On Sunday, the 51-year-old, who is serving for 10 years as the law enforcement agency's director, labelled cybercrime an "epidemic" caused by people worldwide connecting their lives so closely to the Web.
Speaking on CBS' "60 Minutes," Corney implied that a number of countries are trying to break into US networks frequently, but the Chinese are at the top of the list.
When asked what a typical day looked like for law enforcement concerned with cybercrime, Corney likened the problem to an "evil layer cake," — the top layer full of nation state actors, organized cyber syndicates and terrorists trying to break into US systems; "down to hacktivists, down to criminals and pedophiles."
In relation to the Chinese, Corney said these alleged cybercriminals are "extremely aggressive" and "widespread" in efforts to break into US computer networks. But why do so at all? According to the FBI's director, intellectual property is at the heart of such efforts. Corney said:
"They steal information that will benefit their industry. [They are trying to get] Information which is useful to them; so they don't have to invent — they can copy or steal, or learn about how a company might approach negotiation with a Chinese company — all manner of things."
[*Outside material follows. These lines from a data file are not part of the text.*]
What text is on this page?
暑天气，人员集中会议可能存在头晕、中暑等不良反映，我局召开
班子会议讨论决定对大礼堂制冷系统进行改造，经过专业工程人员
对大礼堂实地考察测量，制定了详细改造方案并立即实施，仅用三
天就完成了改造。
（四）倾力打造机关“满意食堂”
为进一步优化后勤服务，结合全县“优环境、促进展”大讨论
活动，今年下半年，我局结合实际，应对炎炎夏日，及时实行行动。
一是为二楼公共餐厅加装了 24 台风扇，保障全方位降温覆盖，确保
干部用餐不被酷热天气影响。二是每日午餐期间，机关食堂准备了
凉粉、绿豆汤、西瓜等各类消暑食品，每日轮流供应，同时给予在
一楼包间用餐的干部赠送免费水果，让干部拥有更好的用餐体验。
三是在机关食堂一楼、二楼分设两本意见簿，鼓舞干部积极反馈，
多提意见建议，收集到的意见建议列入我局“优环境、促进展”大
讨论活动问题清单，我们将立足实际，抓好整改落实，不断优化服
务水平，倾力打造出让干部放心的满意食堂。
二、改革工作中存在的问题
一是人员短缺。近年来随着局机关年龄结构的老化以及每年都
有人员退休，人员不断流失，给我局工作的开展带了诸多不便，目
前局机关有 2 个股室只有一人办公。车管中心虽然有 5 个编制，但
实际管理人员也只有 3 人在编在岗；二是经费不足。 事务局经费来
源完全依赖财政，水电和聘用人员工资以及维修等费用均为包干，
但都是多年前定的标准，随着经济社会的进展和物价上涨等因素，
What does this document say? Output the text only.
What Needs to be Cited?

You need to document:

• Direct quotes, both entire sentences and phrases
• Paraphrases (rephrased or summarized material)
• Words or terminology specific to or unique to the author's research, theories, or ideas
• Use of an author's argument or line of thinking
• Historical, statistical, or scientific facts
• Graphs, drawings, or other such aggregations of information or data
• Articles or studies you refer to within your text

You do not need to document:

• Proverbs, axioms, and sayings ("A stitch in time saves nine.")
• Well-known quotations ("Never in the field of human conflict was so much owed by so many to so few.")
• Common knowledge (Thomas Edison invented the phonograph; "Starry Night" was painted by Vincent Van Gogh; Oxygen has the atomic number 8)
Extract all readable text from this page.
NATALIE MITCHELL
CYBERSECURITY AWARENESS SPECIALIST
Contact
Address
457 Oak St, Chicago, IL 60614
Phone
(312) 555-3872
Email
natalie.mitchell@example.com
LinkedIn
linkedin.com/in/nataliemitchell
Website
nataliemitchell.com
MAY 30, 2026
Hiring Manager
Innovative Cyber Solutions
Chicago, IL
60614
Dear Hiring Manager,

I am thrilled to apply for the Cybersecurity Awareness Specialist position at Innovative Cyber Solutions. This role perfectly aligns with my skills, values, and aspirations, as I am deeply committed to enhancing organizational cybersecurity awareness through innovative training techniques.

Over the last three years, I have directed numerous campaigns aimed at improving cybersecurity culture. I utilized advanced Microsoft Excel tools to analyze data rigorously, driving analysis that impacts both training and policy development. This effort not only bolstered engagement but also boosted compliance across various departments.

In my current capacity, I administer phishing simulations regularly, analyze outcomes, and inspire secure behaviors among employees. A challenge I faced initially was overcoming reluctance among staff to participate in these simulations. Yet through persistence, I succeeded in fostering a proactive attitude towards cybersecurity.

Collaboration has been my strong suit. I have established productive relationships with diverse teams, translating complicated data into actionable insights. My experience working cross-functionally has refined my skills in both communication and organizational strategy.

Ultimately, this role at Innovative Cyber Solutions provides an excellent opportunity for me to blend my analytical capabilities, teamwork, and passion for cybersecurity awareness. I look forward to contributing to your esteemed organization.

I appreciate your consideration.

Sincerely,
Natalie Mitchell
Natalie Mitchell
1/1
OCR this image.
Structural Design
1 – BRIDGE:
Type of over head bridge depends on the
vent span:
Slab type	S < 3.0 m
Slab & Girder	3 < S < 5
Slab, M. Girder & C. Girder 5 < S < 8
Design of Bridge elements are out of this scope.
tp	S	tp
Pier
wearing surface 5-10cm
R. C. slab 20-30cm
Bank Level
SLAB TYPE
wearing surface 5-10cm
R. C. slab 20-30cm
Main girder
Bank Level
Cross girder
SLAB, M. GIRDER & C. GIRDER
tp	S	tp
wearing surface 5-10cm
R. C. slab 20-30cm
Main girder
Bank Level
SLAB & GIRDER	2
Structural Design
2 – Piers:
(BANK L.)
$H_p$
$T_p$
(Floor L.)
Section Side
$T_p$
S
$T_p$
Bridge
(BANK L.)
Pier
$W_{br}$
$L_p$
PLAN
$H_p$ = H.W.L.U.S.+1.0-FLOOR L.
However, this wasn't all the director had to say in his first interview broadcast.
"There are two types of big companies in the US," Corney claimed. "Those who have been hacked by the Chinese, and those who don't know they've been hacked by the Chinese."
Despite such widespread hacking activity, Corney said that successful network compromisation isn't down to the skill of Chinese hackers — but rather how prolific they are.
"I liken them a bit to a drunk burglar. They're kicking in the front door, knocking over the vase, while they're walking out with your television set. They're just prolific. Their strategy seems to be: 'We'll just be everywhere all the time. And there's no way they can stop us,'" Comey commented.
China and the US have continually accused each other of cybercrime and hacking attempts. Earlier this year, the US charged five Chinese men dubbed "military hackers," accusing them of conspiracy to hack into US organisations to steal trade secrets. A 31-count indictment alleged the men broke into solar and nuclear technology companies in order to gain a competitive advantage.
China has denied such allegations, and instead accused the US of "hypocrisy" in light of Edward Snowden's disclosures concerning the spying activities of the National Security Agency (NSA). The country's defense ministry said:
"From 'WikiLeaks' to the 'Snowden' case, US hypocrisy and double standards regarding the issue of cyber security have long been abundantly clear."
According to the FBI director, Chinese hackers and network infiltration costs US businesses billions every year.